O médico ressalta que idosos e pessoas com histórico de doenças cardíacas precisam redobrar a atenção durante esta época do ano. Entre as recomendações estão o controle rigoroso da pressão arterial, dos níveis de glicose e colesterol, além da manutenção do tratamento prescrito.

Outro fator que preocupa os especialistas é a redução da ingestão de líquidos. Com a sensação de sede diminuída nos dias frios, muitas pessoas acabam ingerindo menos água.

“Longos períodos sem ingestão de líquido podem contribuir para um cenário em que o sangue fica mais espesso. Por isso, é importante não descuidar da hidratação”, alerta Altoé.
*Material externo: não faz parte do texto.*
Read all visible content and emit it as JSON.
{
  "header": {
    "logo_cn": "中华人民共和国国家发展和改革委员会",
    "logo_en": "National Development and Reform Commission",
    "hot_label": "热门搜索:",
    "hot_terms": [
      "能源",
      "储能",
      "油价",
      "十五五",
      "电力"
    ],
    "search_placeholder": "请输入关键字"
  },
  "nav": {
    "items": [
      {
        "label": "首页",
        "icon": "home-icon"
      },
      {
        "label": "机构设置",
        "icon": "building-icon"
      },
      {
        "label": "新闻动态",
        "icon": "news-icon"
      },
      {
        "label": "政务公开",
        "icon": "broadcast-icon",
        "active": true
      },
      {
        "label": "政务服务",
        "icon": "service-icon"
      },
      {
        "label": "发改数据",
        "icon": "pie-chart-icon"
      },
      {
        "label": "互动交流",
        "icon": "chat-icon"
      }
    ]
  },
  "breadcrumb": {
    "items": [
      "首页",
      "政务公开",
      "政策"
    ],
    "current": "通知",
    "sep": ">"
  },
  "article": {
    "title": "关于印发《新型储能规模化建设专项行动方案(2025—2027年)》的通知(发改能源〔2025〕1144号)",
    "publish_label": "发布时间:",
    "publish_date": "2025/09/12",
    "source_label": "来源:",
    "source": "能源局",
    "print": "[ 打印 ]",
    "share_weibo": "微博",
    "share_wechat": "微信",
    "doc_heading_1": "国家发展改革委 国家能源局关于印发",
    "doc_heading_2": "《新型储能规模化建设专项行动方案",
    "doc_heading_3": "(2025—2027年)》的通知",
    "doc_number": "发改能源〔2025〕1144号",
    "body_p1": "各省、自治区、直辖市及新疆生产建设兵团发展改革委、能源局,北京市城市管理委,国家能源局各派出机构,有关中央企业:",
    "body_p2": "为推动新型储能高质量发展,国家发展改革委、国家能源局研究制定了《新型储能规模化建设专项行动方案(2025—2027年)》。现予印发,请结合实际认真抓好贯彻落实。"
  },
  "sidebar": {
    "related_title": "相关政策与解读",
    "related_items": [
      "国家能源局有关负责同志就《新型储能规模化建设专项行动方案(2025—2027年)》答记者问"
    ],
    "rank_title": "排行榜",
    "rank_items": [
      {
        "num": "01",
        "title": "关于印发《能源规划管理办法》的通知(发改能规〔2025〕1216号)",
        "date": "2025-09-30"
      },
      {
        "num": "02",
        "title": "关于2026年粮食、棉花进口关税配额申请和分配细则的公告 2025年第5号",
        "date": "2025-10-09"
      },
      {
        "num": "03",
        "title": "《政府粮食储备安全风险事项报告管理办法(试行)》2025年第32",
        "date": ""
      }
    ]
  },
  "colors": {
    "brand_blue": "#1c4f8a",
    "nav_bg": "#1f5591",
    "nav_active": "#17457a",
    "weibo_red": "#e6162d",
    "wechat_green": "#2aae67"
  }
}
Inverno eleva risco de infartos, AVCs e doenças respiratórias; especialistas alertam para cuidados
Rafael Altoé – Foto: divulgação

Vírus respiratórios e ambientes fechados aumentam risco de infecções

Além dos problemas cardiovasculares, o inverno também favorece a disseminação de doenças respiratórias. A maior circulação de vírus como influenza e vírus sincicial respiratório (VSR), associada à permanência em ambientes fechados e pouco ventilados, contribui para o aumento das infecções, especialmente entre crianças e idosos.
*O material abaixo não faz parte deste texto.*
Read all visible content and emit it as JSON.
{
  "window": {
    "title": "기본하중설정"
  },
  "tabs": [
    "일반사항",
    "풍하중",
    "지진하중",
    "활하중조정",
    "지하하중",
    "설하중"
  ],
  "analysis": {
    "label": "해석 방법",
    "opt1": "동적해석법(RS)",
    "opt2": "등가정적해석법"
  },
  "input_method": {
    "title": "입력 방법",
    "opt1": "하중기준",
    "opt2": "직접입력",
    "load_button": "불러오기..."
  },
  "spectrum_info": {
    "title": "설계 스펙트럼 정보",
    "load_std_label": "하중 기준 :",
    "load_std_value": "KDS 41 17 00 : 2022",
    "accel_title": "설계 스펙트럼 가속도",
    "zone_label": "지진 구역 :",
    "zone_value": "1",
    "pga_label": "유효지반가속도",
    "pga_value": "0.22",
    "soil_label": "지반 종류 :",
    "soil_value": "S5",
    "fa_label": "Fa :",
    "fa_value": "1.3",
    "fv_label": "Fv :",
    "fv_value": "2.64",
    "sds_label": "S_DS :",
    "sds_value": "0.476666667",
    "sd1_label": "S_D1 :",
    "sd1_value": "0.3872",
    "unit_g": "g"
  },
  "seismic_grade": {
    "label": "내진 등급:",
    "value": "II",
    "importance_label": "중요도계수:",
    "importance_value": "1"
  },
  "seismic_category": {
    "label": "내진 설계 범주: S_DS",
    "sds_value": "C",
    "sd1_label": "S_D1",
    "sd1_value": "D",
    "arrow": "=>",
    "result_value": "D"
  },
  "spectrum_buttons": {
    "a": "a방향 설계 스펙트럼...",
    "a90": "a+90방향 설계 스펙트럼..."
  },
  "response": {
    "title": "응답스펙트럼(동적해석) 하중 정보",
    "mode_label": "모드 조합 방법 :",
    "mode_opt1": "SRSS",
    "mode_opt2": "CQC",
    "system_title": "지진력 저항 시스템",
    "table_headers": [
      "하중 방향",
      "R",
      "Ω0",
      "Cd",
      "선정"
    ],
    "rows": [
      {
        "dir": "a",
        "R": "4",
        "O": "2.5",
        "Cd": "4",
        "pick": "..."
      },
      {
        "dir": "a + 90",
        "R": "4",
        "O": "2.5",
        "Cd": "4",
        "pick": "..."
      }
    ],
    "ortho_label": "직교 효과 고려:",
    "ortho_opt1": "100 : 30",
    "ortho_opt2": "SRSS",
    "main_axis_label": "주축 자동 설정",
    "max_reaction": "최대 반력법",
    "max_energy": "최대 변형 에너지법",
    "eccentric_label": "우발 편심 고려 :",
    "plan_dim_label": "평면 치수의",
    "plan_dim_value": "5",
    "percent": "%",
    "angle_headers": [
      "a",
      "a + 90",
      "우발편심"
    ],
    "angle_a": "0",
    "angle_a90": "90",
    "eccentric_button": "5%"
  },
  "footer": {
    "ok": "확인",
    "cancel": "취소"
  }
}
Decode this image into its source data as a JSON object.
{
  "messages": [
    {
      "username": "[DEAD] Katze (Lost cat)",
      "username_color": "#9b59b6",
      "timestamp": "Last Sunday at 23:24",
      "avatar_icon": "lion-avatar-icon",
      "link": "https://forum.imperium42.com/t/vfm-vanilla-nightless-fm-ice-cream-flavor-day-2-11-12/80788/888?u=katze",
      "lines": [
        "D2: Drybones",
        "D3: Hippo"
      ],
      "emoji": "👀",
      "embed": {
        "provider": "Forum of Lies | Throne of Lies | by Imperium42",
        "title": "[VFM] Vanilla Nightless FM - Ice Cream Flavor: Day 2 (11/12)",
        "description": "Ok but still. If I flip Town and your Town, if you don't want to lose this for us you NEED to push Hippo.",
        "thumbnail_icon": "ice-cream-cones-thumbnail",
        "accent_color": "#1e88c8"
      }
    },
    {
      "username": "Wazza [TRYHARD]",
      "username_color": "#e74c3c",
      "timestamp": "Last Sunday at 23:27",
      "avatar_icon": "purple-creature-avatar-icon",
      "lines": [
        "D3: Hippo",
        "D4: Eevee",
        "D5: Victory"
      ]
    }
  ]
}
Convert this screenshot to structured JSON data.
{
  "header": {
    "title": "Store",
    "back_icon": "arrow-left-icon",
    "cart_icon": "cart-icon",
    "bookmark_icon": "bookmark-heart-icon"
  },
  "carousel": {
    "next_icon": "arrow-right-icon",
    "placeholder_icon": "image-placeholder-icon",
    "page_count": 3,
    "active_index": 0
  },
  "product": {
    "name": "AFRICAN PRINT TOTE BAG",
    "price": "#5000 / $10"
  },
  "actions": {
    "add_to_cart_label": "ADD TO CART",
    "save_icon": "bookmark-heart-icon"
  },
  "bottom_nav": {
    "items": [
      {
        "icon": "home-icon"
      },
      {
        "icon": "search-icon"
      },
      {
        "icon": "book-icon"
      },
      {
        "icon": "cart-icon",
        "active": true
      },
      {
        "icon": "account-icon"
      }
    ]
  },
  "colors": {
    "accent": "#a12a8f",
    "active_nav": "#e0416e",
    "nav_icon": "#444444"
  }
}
A pneumologista Luiza Tatagiba destaca que o período é particularmente delicado para pacientes com doenças pulmonares crônicas.
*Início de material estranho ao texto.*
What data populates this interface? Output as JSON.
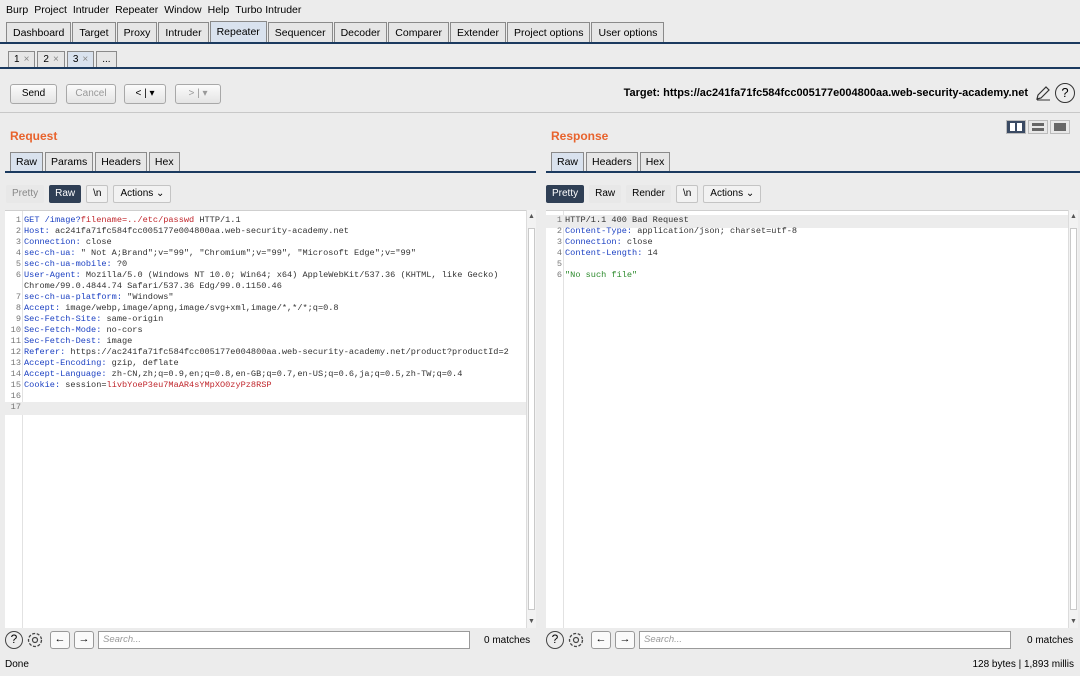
{
  "menu": [
    "Burp",
    "Project",
    "Intruder",
    "Repeater",
    "Window",
    "Help",
    "Turbo Intruder"
  ],
  "tabs": [
    "Dashboard",
    "Target",
    "Proxy",
    "Intruder",
    "Repeater",
    "Sequencer",
    "Decoder",
    "Comparer",
    "Extender",
    "Project options",
    "User options"
  ],
  "active_tab": "Repeater",
  "subtabs": [
    {
      "label": "1",
      "close": "×"
    },
    {
      "label": "2",
      "close": "×"
    },
    {
      "label": "3",
      "close": "×"
    },
    {
      "label": "...",
      "close": ""
    }
  ],
  "toolbar": {
    "send": "Send",
    "cancel": "Cancel",
    "back": "< | ▾",
    "forward": "> | ▾",
    "target": "Target: https://ac241fa71fc584fcc005177e004800aa.web-security-academy.net"
  },
  "request": {
    "title": "Request",
    "tabs": [
      "Raw",
      "Params",
      "Headers",
      "Hex"
    ],
    "mode": [
      "Pretty",
      "Raw",
      "\\n",
      "Actions ⌄"
    ],
    "lines": [
      {
        "n": "1",
        "k": "GET /image?",
        "v": "",
        "r": "filename=../etc/passwd",
        "t": " HTTP/1.1"
      },
      {
        "n": "2",
        "k": "Host:",
        "v": " ac241fa71fc584fcc005177e004800aa.web-security-academy.net"
      },
      {
        "n": "3",
        "k": "Connection:",
        "v": " close"
      },
      {
        "n": "4",
        "k": "sec-ch-ua:",
        "v": " \" Not A;Brand\";v=\"99\", \"Chromium\";v=\"99\", \"Microsoft Edge\";v=\"99\""
      },
      {
        "n": "5",
        "k": "sec-ch-ua-mobile:",
        "v": " ?0"
      },
      {
        "n": "6",
        "k": "User-Agent:",
        "v": " Mozilla/5.0 (Windows NT 10.0; Win64; x64) AppleWebKit/537.36 (KHTML, like Gecko)"
      },
      {
        "n": "",
        "k": "",
        "v": "Chrome/99.0.4844.74 Safari/537.36 Edg/99.0.1150.46"
      },
      {
        "n": "7",
        "k": "sec-ch-ua-platform:",
        "v": " \"Windows\""
      },
      {
        "n": "8",
        "k": "Accept:",
        "v": " image/webp,image/apng,image/svg+xml,image/*,*/*;q=0.8"
      },
      {
        "n": "9",
        "k": "Sec-Fetch-Site:",
        "v": " same-origin"
      },
      {
        "n": "10",
        "k": "Sec-Fetch-Mode:",
        "v": " no-cors"
      },
      {
        "n": "11",
        "k": "Sec-Fetch-Dest:",
        "v": " image"
      },
      {
        "n": "12",
        "k": "Referer:",
        "v": " https://ac241fa71fc584fcc005177e004800aa.web-security-academy.net/product?productId=2"
      },
      {
        "n": "13",
        "k": "Accept-Encoding:",
        "v": " gzip, deflate"
      },
      {
        "n": "14",
        "k": "Accept-Language:",
        "v": " zh-CN,zh;q=0.9,en;q=0.8,en-GB;q=0.7,en-US;q=0.6,ja;q=0.5,zh-TW;q=0.4"
      },
      {
        "n": "15",
        "k": "Cookie:",
        "v": " session=",
        "r": "livbYoeP3eu7MaAR4sYMpXO0zyPz8RSP"
      },
      {
        "n": "16",
        "k": "",
        "v": ""
      },
      {
        "n": "17",
        "k": "",
        "v": ""
      }
    ],
    "search_placeholder": "Search...",
    "matches": "0 matches"
  },
  "response": {
    "title": "Response",
    "tabs": [
      "Raw",
      "Headers",
      "Hex"
    ],
    "mode": [
      "Pretty",
      "Raw",
      "Render",
      "\\n",
      "Actions ⌄"
    ],
    "lines": [
      {
        "n": "1",
        "k": "",
        "v": "HTTP/1.1 400 Bad Request"
      },
      {
        "n": "2",
        "k": "Content-Type:",
        "v": " application/json; charset=utf-8"
      },
      {
        "n": "3",
        "k": "Connection:",
        "v": " close"
      },
      {
        "n": "4",
        "k": "Content-Length:",
        "v": " 14"
      },
      {
        "n": "5",
        "k": "",
        "v": ""
      },
      {
        "n": "6",
        "k": "",
        "v": "",
        "g": "\"No such file\""
      }
    ],
    "search_placeholder": "Search...",
    "matches": "0 matches"
  },
  "status": {
    "left": "Done",
    "right": "128 bytes | 1,893 millis"
  }
}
“O inverno é um período crítico para pacientes com doenças pulmonares crônicas, como a asma. O ar seco e frio irrita as vias aéreas, favorecendo crises e infecções respiratórias”, afirma.

A médica também chama a atenção para os pacientes que sofrem com rinite alérgica. Segundo ela, o agravamento desse quadro pode desencadear outras complicações respiratórias.

“Para esses pacientes, é interessante realizar lavagens nasais com soro fisiológico e manter as medicações indicadas pelo médico”, orienta.

Inverno eleva risco de infartos, AVCs e doenças respiratórias; especialistas alertam para cuidados
Luiza Tatagiba – Foto: divulgação

Medidas simples ajudam a prevenir complicações

Especialistas destacam que algumas medidas podem reduzir significativamente os riscos à saúde durante o inverno. Entre elas estão manter a vacinação atualizada, evitar exposição prolongada ao frio intenso, garantir a ventilação dos ambientes e reforçar a higiene das mãos.

Também é importante manter hábitos saudáveis ao longo da estação, como alimentação equilibrada, prática regular de atividade física e controle do estresse.

Altoé ressalta ainda que sintomas de um infarto podem ser confundidos com desconfortos comuns do período, o que pode atrasar a busca por atendimento.

“Muitas vezes, a dor no peito ou o mal-estar típico de um infarto é confundido com situações comuns dessa época do ano. Por isso, é fundamental procurar ajuda médica ao menor sinal de alerta”, afirma.

Com a chegada do período mais frio do ano, a orientação dos especialistas é que a população esteja atenta aos sinais do corpo e mantenha os cuidados preventivos em dia para evitar complicações que podem exigir atendimento de urgência.